= Goldring (audio company) =

Audio Equipment Manufacturing Company

Goldring is an audio equipment manufacturing company that was established in 1906. In 1906, the Scharf brothers started manufacturing phonographs in Berlin, Germany. The company moved to Britain in 1933 and continued manufacturing cartridges and turntables. The Juwel Electro Soundbox phonograph was its own creation and was released in 1926. The Goldring logo was as indication of quality.

In 1954 the company released the Goldring 500 magnetic cartridge. This was British-made.

Goldring cartridges have been sold in the US since the 1950s and are sold all over the world. They range from budget to high-end. The company also sold Swiss-made Lenco turntables in the 1970s. For example, the Lenco L75 was marketed via Goldring as a GL75.
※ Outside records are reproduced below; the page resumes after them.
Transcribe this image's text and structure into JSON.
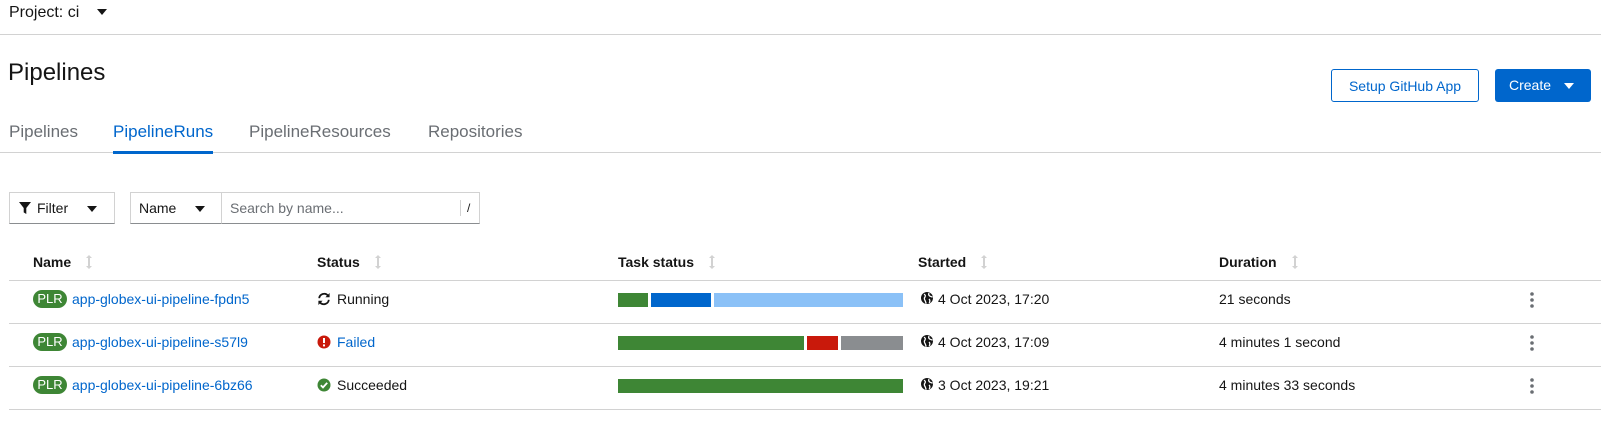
{
  "project": {
    "label": "Project: ci"
  },
  "page": {
    "title": "Pipelines"
  },
  "actions": {
    "setup_label": "Setup GitHub App",
    "create_label": "Create"
  },
  "tabs": [
    {
      "label": "Pipelines",
      "active": false
    },
    {
      "label": "PipelineRuns",
      "active": true
    },
    {
      "label": "PipelineResources",
      "active": false
    },
    {
      "label": "Repositories",
      "active": false
    }
  ],
  "toolbar": {
    "filter_label": "Filter",
    "name_select": "Name",
    "search_placeholder": "Search by name...",
    "search_shortcut": "/"
  },
  "table": {
    "columns": [
      "Name",
      "Status",
      "Task status",
      "Started",
      "Duration"
    ],
    "rows": [
      {
        "badge": "PLR",
        "name": "app-globex-ui-pipeline-fpdn5",
        "status": "Running",
        "status_type": "running",
        "task_segments": [
          {
            "state": "succeeded",
            "fraction": 0.107,
            "color": "#3e8635"
          },
          {
            "state": "running",
            "fraction": 0.214,
            "color": "#0066cc"
          },
          {
            "state": "pending",
            "fraction": 0.679,
            "color": "#8bc1f7"
          }
        ],
        "started": "4 Oct 2023, 17:20",
        "duration": "21 seconds"
      },
      {
        "badge": "PLR",
        "name": "app-globex-ui-pipeline-s57l9",
        "status": "Failed",
        "status_type": "failed",
        "task_segments": [
          {
            "state": "succeeded",
            "fraction": 0.667,
            "color": "#3e8635"
          },
          {
            "state": "failed",
            "fraction": 0.111,
            "color": "#c9190b"
          },
          {
            "state": "cancelled",
            "fraction": 0.222,
            "color": "#8a8d90"
          }
        ],
        "started": "4 Oct 2023, 17:09",
        "duration": "4 minutes 1 second"
      },
      {
        "badge": "PLR",
        "name": "app-globex-ui-pipeline-6bz66",
        "status": "Succeeded",
        "status_type": "succeeded",
        "task_segments": [
          {
            "state": "succeeded",
            "fraction": 1.0,
            "color": "#3e8635"
          }
        ],
        "started": "3 Oct 2023, 19:21",
        "duration": "4 minutes 33 seconds"
      }
    ]
  }
}
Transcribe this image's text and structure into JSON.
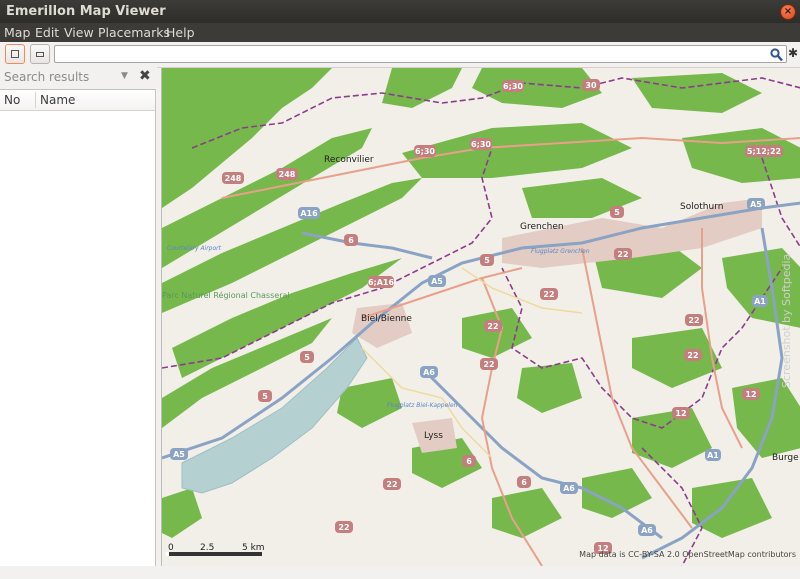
{
  "window": {
    "title": "Emerillon Map Viewer",
    "close_glyph": "×"
  },
  "menu": [
    {
      "label": "Map"
    },
    {
      "label": "Edit"
    },
    {
      "label": "View"
    },
    {
      "label": "Placemarks"
    },
    {
      "label": "Help"
    }
  ],
  "toolbar": {
    "search_value": "",
    "search_icon": "search-icon",
    "bug_glyph": "✱"
  },
  "sidebar": {
    "search_results_label": "Search results",
    "close_glyph": "✖",
    "columns": {
      "no": "No",
      "name": "Name"
    }
  },
  "map": {
    "places": [
      "Reconvilier",
      "Grenchen",
      "Solothurn",
      "Biel/Bienne",
      "Lyss",
      "Burge",
      "Parc Naturel Régional Chasseral"
    ],
    "roads": [
      "6;30",
      "30",
      "6;30",
      "6;30",
      "5;12;22",
      "248",
      "248",
      "A16",
      "6",
      "5",
      "6;A16",
      "A5",
      "5",
      "22",
      "22",
      "22",
      "A5",
      "A1",
      "22",
      "5",
      "A6",
      "5",
      "22",
      "22",
      "12",
      "12",
      "A1",
      "6",
      "6",
      "A6",
      "A6",
      "22",
      "A5",
      "22",
      "12"
    ],
    "airports": [
      "Courtelary Airport",
      "Flugplatz Grenchen",
      "Flugplatz Biel-Kappelen"
    ],
    "scale": {
      "zero": "0",
      "half": "2.5",
      "end": "5 km"
    },
    "attribution": "Map data is CC-BY-SA 2.0 OpenStreetMap contributors",
    "watermark": "Screenshot by Softpedia",
    "colors": {
      "land": "#f2efe9",
      "forest": "#76b84b",
      "lake": "#b5d0d0",
      "motorway": "#8aa3c4",
      "road_shield": "#c57e7e",
      "border": "#8c3c8c"
    }
  }
}
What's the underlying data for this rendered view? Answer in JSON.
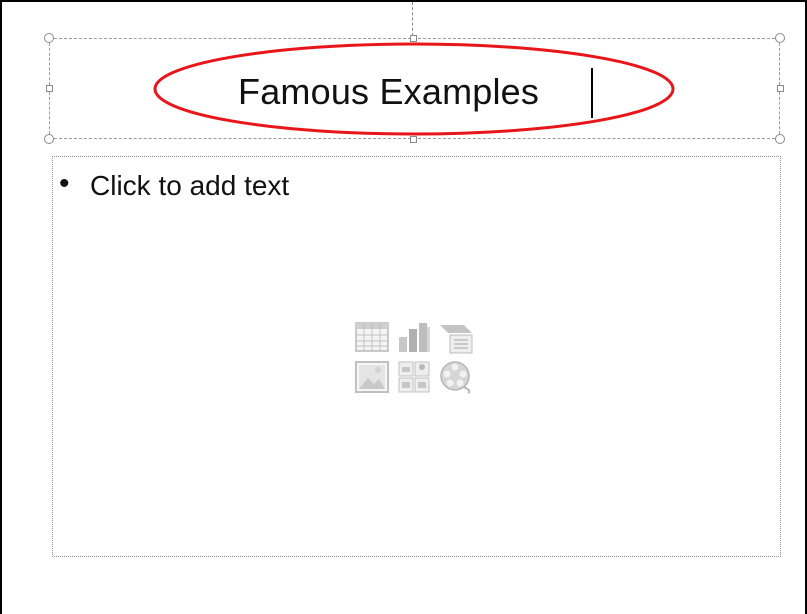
{
  "slide": {
    "title": "Famous Examples",
    "body_bullet": "•",
    "body_placeholder": "Click to add text"
  },
  "placeholder_icons": [
    "table-icon",
    "chart-icon",
    "smartart-icon",
    "picture-icon",
    "clip-art-icon",
    "media-clip-icon"
  ],
  "colors": {
    "annotation_ellipse": "#e8161b",
    "icon_gray": "#bdbdbd"
  }
}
The Scharf brothers changed their name to Sharp and continued their family business until 1987. At this time, Gerry Sharp sold the company to the Goldring distributor Veda-UK (which is now part of Armour Home).

Even though Goldring was mainly known for its moving coil cartridges and moving magnet cartridges, turntables, etc., it also manufactured later sound cones and headphones.

==Current moving magnet cartridges==
- 1006
- 1012GX
- 1022GX
- 1024
- E1
- E2
- E3

==Current moving iron cartridges==
- 2100
- 2200
- 2300
- 2400
- 2500

==Current moving coil cartridges==
- Eroica H
- Eroica LX
- Elite
- Legacy
- Ethos

==Current headphones==
- DR50
- DR100
- DR150
- GX100
- GX200
- NS1000

==Goldring timeline==
In 1906, the Scharf brothers began manufacturing in Berlin, Germany, and released their own phonograph, the Juwel Electro Soundbox, which had a Gold Ring logo to denote quality, in 1926. Goldring moved to Britain in 1933. In 1954, the company released 500 British-made magnetic cartridges; the 600 and 700 models followed in 1958 and 1960, respectively. The 1970s saw the release of the Lenco GL85 turntable (1973) and of the 900SE II and 900/E cartridges. In 1987, Goldring was sold to Veda-UK (Armour Home Electronics). Between 1987 and 1990, four more cartridges—Eroica, Epic II, Excel, and Elite—were released. In 2004, the Goldring released its digital GR1 turntable, followed by the GR2 turntable in 2005. In 2006, the company launched its critically acclaimed DR50, DR100, and DR150 headphones.